Alle betrokken landen dragen bij aan de Kustwacht. Tot 10 oktober 2010 was de verdeling van de financiering van de exploitatie als volgt; Nederland financierde 2/3 deel vanuit de begroting van Koninkrijksrelaties, de Nederlandse Antillen financierde 2/9 deel en Aruba 1/9 deel. Momenteel wordt er gewerkt aan een voorstel voor een nieuwe verdeelsleutel. Zie ook het antwoord op vraag 45.
44
Met welke «beperkte» gevolgen van de staatkundige veranderingen heeft de Kustwacht te maken?

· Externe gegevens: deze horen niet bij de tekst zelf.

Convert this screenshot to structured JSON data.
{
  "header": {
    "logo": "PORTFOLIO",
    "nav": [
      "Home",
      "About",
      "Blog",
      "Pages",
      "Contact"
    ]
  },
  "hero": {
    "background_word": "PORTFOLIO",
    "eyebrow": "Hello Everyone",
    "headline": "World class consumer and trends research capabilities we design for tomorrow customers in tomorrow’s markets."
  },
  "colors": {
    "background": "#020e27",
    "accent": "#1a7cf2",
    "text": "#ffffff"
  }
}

De grootste wijziging door de staatkundige hervorming voor de Kustwacht is het feit dat ze nu met vier in plaats van drie landen te maken heeft. De Kustwachtcommissie en het Presidium van de Kustwachtcommissie zal worden uitgebreid met leden van de landen Curaçao en Sint Maarten. Daarnaast is een gevolg van de staatkundige hervorming dat de naam van de Kustwacht en de financiële verdeelsleutel dienen te worden gewijzigd. Tot slot is het mogelijk dat er door diverse Nederlandse departementen, gezien hun nieuwe beleidsverantwoordelijkheden ten aanzien van Bonaire, Saba en Sint Eustatius, een beroep wordt gedaan op de inzet van de Kustwacht. De beleidswensen van de diverse departementen zullen jaarlijks worden geïnventariseerd ten behoeve van het opstellen van het jaarplan en door het Presidium en de Kustwachtcommissie worden voorgelegd aan de Rijksministerraad.
45
Wat is de stand van zaken van de besprekingen die Nederland voert met Aruba, Curaçao en Sint Maarten over de verdeelsleutel voor de kosten van de Kustwacht?
Aangezien er pas sinds 10 oktober 2010 sprake is van een regering van Curaçao en Sint Maarten, waarmee deze besprekingen gevoerd dienen te worden, bevinden deze besprekingen zich nog in een beginnend stadium. De kosten gemaakt over 2010 worden begin van 2011 ingevorderd. Het land Nederlandse Antillen heeft reeds voldaan aan haar financiële verplichting over de periode tot 10 oktober 2010.
46
Hoe komt een betere publieke dienstverlening tot stand? Hoe ziet deze eruit?
De verschillende ministeries streven naar een voor de bevolking heldere werkwijze. Daarbij is het doel zoveel mogelijk zaken in één keer bij één loket te kunnen afhandelen, bijvoorbeeld op het gebied van belastingen, sociale zekerheid en zorgverzekeringen.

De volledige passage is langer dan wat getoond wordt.